Hypercellular glomeruli with fibrin deposition in capillaries.

30

Describe your findings in the renal biopsy of the patient with lupus below

Wire loops on the right indicates sub-endothelial deposition of immune complex. The left indicates diffuse proliferative glomerulonephritis with hypercellularity.

31

What is the pathogenesis of gout?

Crystallization of uric acid to urate crystals -> Phagocytosis by macrophages -> activation of inflammosome -> production of IL-1 -> intense inflammatory reaction that forms granulomas around the urate crystals (tophi shown below are the granulomas)

32

What factors can trigger precipitation of uric acid crystals to cause gout

Alcohol (crystallization in alcohol shown below), lead toxicity, obesity and colder temperature.

33

What is all of the purple shown below?

Giant cells and epithelioid histiocytes forming granulomas around urate crystals

34

How do you diagnose rheumatoid arthritis?

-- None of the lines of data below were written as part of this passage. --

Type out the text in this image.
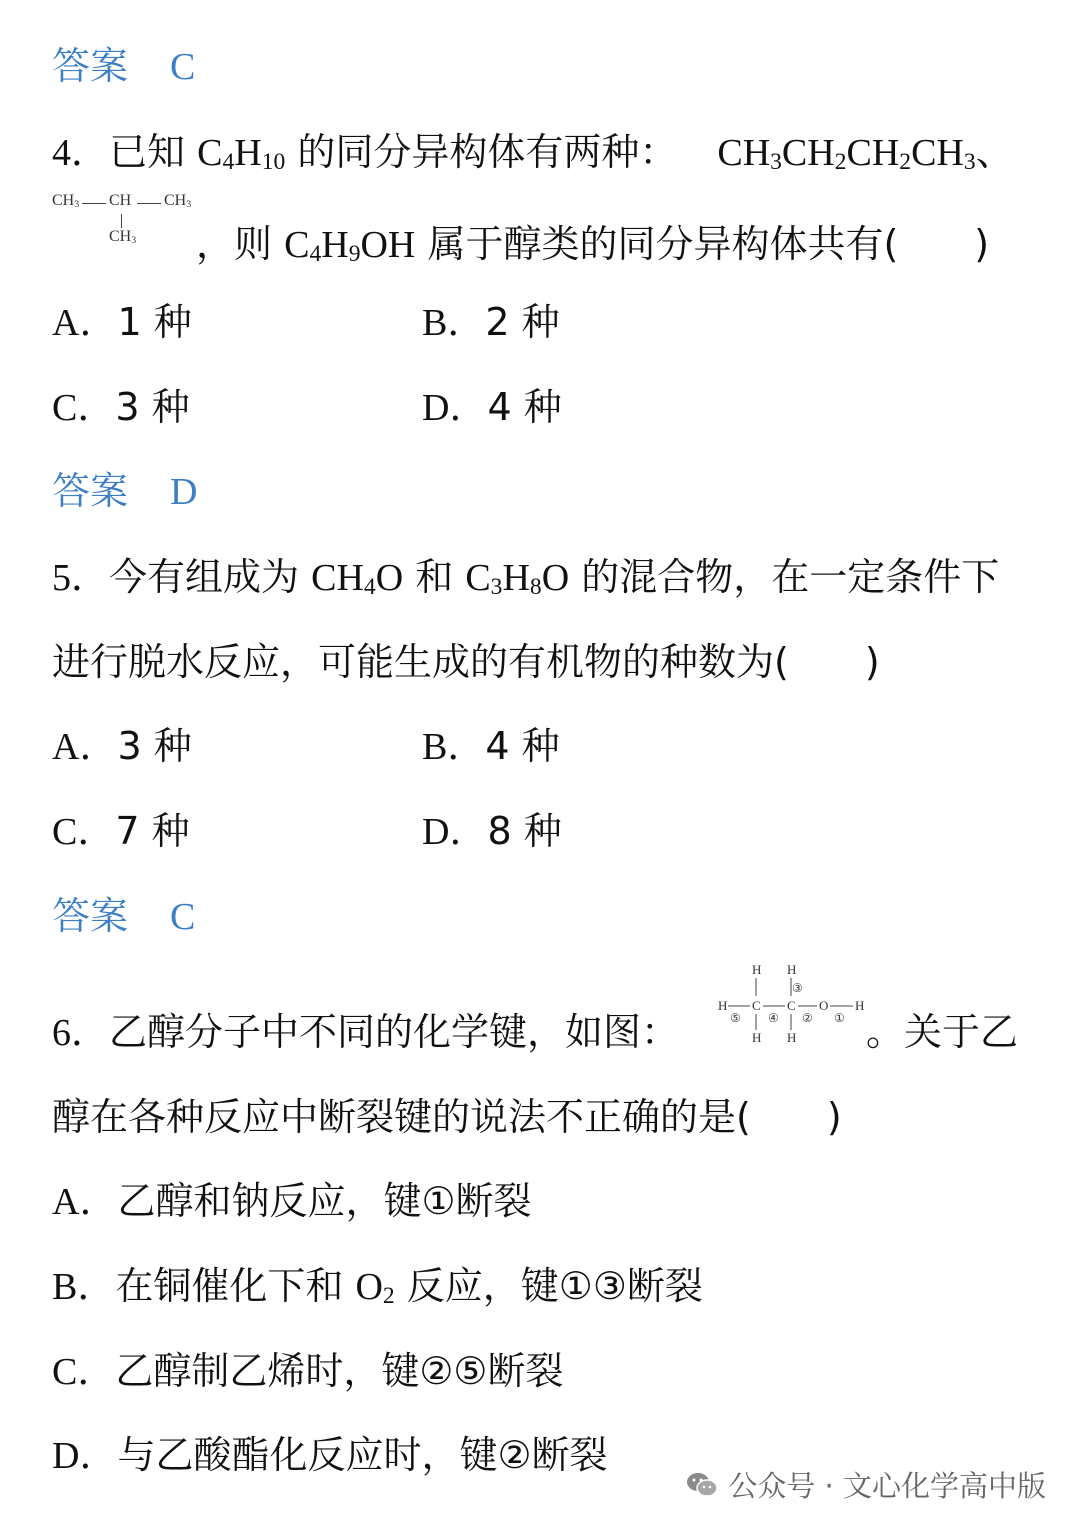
答案 C
4．已知 $C_4H_{10}$ 的同分异构体有两种： $CH_3CH_2CH_2CH_3$、
$CH_3$ CH $CH_3$
$CH_3$ ，则 $C_4H_9OH$ 属于醇类的同分异构体共有(　　)
A．1 种	B．2 种
C．3 种	D．4 种
答案 D
5．今有组成为 $CH_4O$ 和 $C_3H_8O$ 的混合物，在一定条件下
进行脱水反应，可能生成的有机物的种数为(　　)
A．3 种	B．4 种
C．7 种	D．8 种
答案 C
6．乙醇分子中不同的化学键，如图：	。关于乙
H H
H C C O H
H H
③
⑤ ④ ② ①
醇在各种反应中断裂键的说法不正确的是(　　)
A．乙醇和钠反应，键①断裂
B．在铜催化下和 $O_2$ 反应，键①③断裂
C．乙醇制乙烯时，键②⑤断裂
D．与乙酸酯化反应时，键②断裂
公众号 · 文心化学高中版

Rheumatoid factor (IgM against Fc of IgG), Anti-CCP is more specific. Neutrophils and high synovial protein. Rheumatoid nodules.

35

What would this look like histologically?

This is a pannus from RA. Histologically you see villous hyperplasia with chronic inflammation, lymphoid follicles and germinal centers.

36

What do rheumatoid nodules look like histologically?

Central fibrinoid necrosis with surrounding palisading epithelioid histiocytes and loose granulomas.